We've had a history of broken firmware emulation of misaligned accesses
wreaking havoc. We don't run into concrete bugs there because we avoid
misaligned accesses as much as possible in the kernel, but I'd be
worried that we'd trigger a lot of these when probing for misaligned
accesses.
There is also an long discussion about misaligned accesses
for loooongarch.
Basically if you want to run a common kernel (and userspace)
you have to default to compiling everything with -mno-stict-align
so that the compiler generates byte accesses for anything
marked 'packed' (etc).
Run-time tests can optimise some hot-spots.
In any case 'slow' is probably pointless - unless the accesses
take more than 1 or 2 extra cycles.
[Also below.]
Oh, and you really never, ever want to emulate them.
Unfortunately we're kind of stuck with this one: the specs used to
require that misaligned accesses were supported and thus there's a bunch
of firmwares that emulate them (and various misaligned accesses spread
around, though they're kind of a mess). The specs no longer require
this support, but just dropping it from firmware will break binaries.
There's been some vague plans to dig out of this, but it'd require some
sort of firmware interface additions in order to turn off the emulation
and that's going to take a while. As it stands we've got a bunch of
users that just want to know when they can emit misaligned accesses.
Technically misaligned reads on (some) x86-64 cpu are slower
than aligned ones, but the difference is marginal.
I've measured two 64bit misaligned reads every clock.

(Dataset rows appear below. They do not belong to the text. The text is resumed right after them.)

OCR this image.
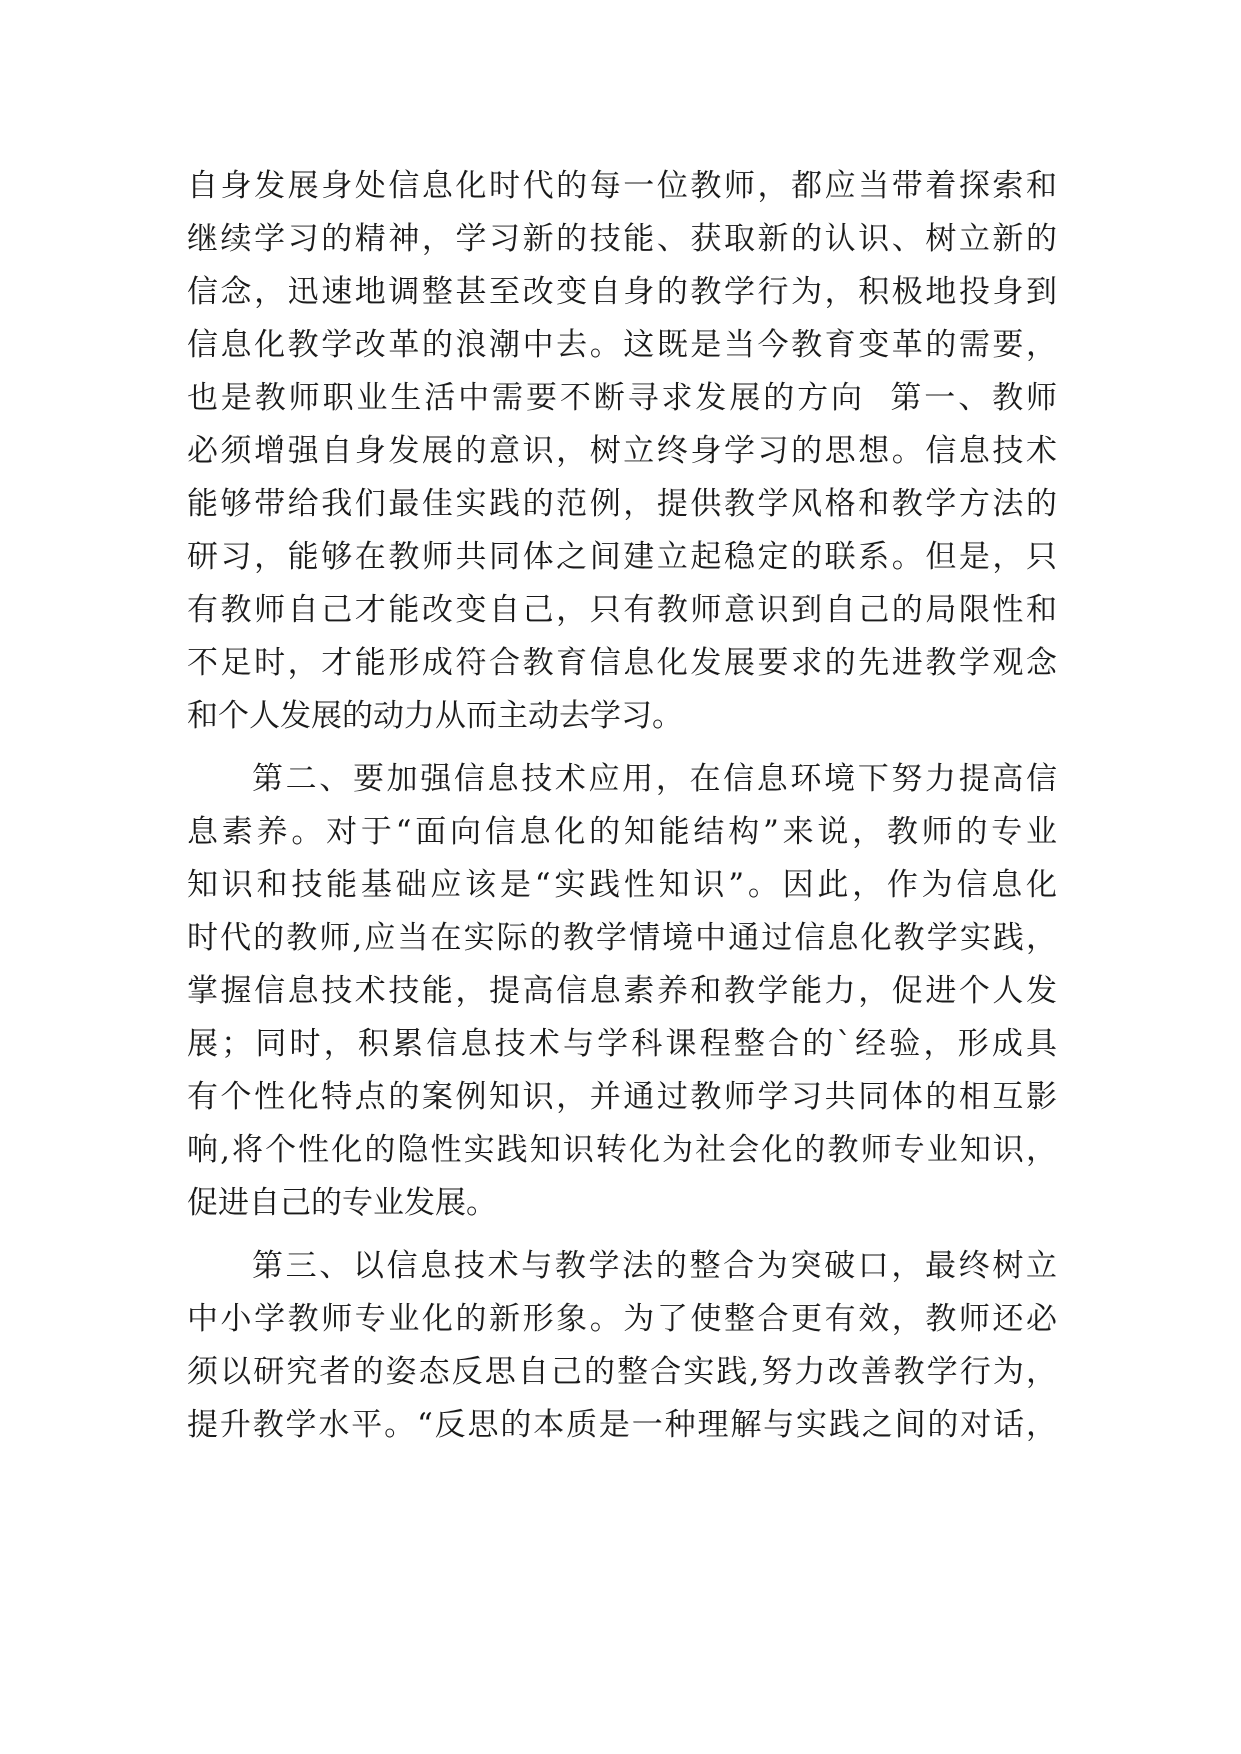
自身发展身处信息化时代的每一位教师，都应当带着探索和
继续学习的精神，学习新的技能、获取新的认识、树立新的
信念，迅速地调整甚至改变自身的教学行为，积极地投身到
信息化教学改革的浪潮中去。这既是当今教育变革的需要，
也是教师职业生活中需要不断寻求发展的方向  第一、教师
必须增强自身发展的意识，树立终身学习的思想。信息技术
能够带给我们最佳实践的范例，提供教学风格和教学方法的
研习，能够在教师共同体之间建立起稳定的联系。但是，只
有教师自己才能改变自己，只有教师意识到自己的局限性和
不足时，才能形成符合教育信息化发展要求的先进教学观念
和个人发展的动力从而主动去学习。
第二、要加强信息技术应用，在信息环境下努力提高信
息素养。对于“面向信息化的知能结构”来说，教师的专业
知识和技能基础应该是“实践性知识”。因此，作为信息化
时代的教师,应当在实际的教学情境中通过信息化教学实践，
掌握信息技术技能，提高信息素养和教学能力，促进个人发
展；同时，积累信息技术与学科课程整合的`经验，形成具
有个性化特点的案例知识，并通过教师学习共同体的相互影
响,将个性化的隐性实践知识转化为社会化的教师专业知识，
促进自己的专业发展。
第三、以信息技术与教学法的整合为突破口，最终树立
中小学教师专业化的新形象。为了使整合更有效，教师还必
须以研究者的姿态反思自己的整合实践,努力改善教学行为，
提升教学水平。“反思的本质是一种理解与实践之间的对话，
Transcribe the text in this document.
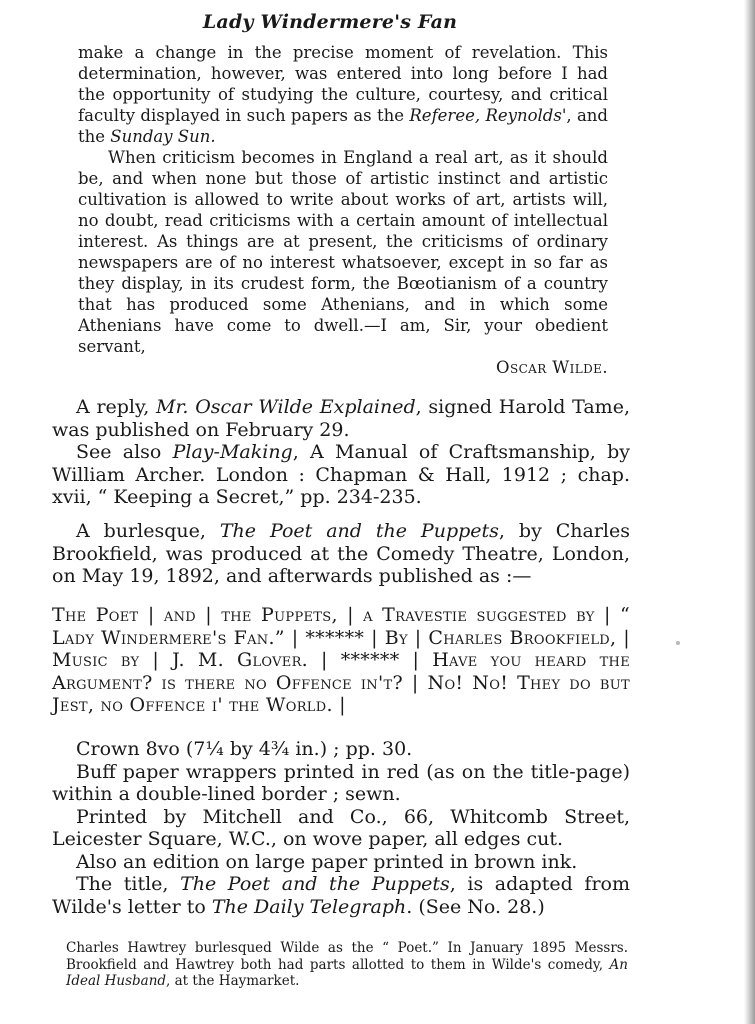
Lady Windermere's Fan

make a change in the precise moment of revelation. This determination, however, was entered into long before I had the opportunity of studying the culture, courtesy, and critical faculty displayed in such papers as the Referee, Reynolds', and the Sunday Sun.

When criticism becomes in England a real art, as it should be, and when none but those of artistic instinct and artistic cultivation is allowed to write about works of art, artists will, no doubt, read criticisms with a certain amount of intellectual interest. As things are at present, the criticisms of ordinary newspapers are of no interest whatsoever, except in so far as they display, in its crudest form, the Bœotianism of a country that has produced some Athenians, and in which some Athenians have come to dwell.—I am, Sir, your obedient servant,

Oscar Wilde.

A reply, Mr. Oscar Wilde Explained, signed Harold Tame, was published on February 29.

See also Play-Making, A Manual of Craftsmanship, by William Archer. London : Chapman & Hall, 1912 ; chap. xvii, “ Keeping a Secret,” pp. 234-235.

A burlesque, The Poet and the Puppets, by Charles Brookfield, was produced at the Comedy Theatre, London, on May 19, 1892, and afterwards published as :—

The Poet | and | the Puppets, | a Travestie suggested by | “ Lady Windermere's Fan.” | ****** | By | Charles Brookfield, | Music by | J. M. Glover. | ****** | Have you heard the Argument? is there no Offence in't? | No! No! They do but Jest, no Offence i' the World. |

Crown 8vo (7¼ by 4¾ in.) ; pp. 30.

Buff paper wrappers printed in red (as on the title-page) within a double-lined border ; sewn.

Printed by Mitchell and Co., 66, Whitcomb Street, Leicester Square, W.C., on wove paper, all edges cut.

Also an edition on large paper printed in brown ink.

The title, The Poet and the Puppets, is adapted from Wilde's letter to The Daily Telegraph. (See No. 28.)

Charles Hawtrey burlesqued Wilde as the “ Poet.” In January 1895 Messrs. Brookfield and Hawtrey both had parts allotted to them in Wilde's comedy, An Ideal Husband, at the Haymarket.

But it is consistently slower by much less than one clock
per cache line.
The "fast" case is explicitly written to catch that flavor of
implementation.
The "slow" one is a bit vaguer, but the general idea is to catch
implementations that end up with some sort of pipeline flush on
misaligned accesses. We've got a lot of very small in-order processors
in RISC-V land, and while I haven't gotten around to benchmarking them
all my guess is that the spec requirement for support ended up with some
simple implementations.
FWIW: I checked the c906 RTL and it's setting some exception-related
info on misaligned accesses, but I'd need to actually benchmark on to
know for sure and they're kind of a headache to deal with.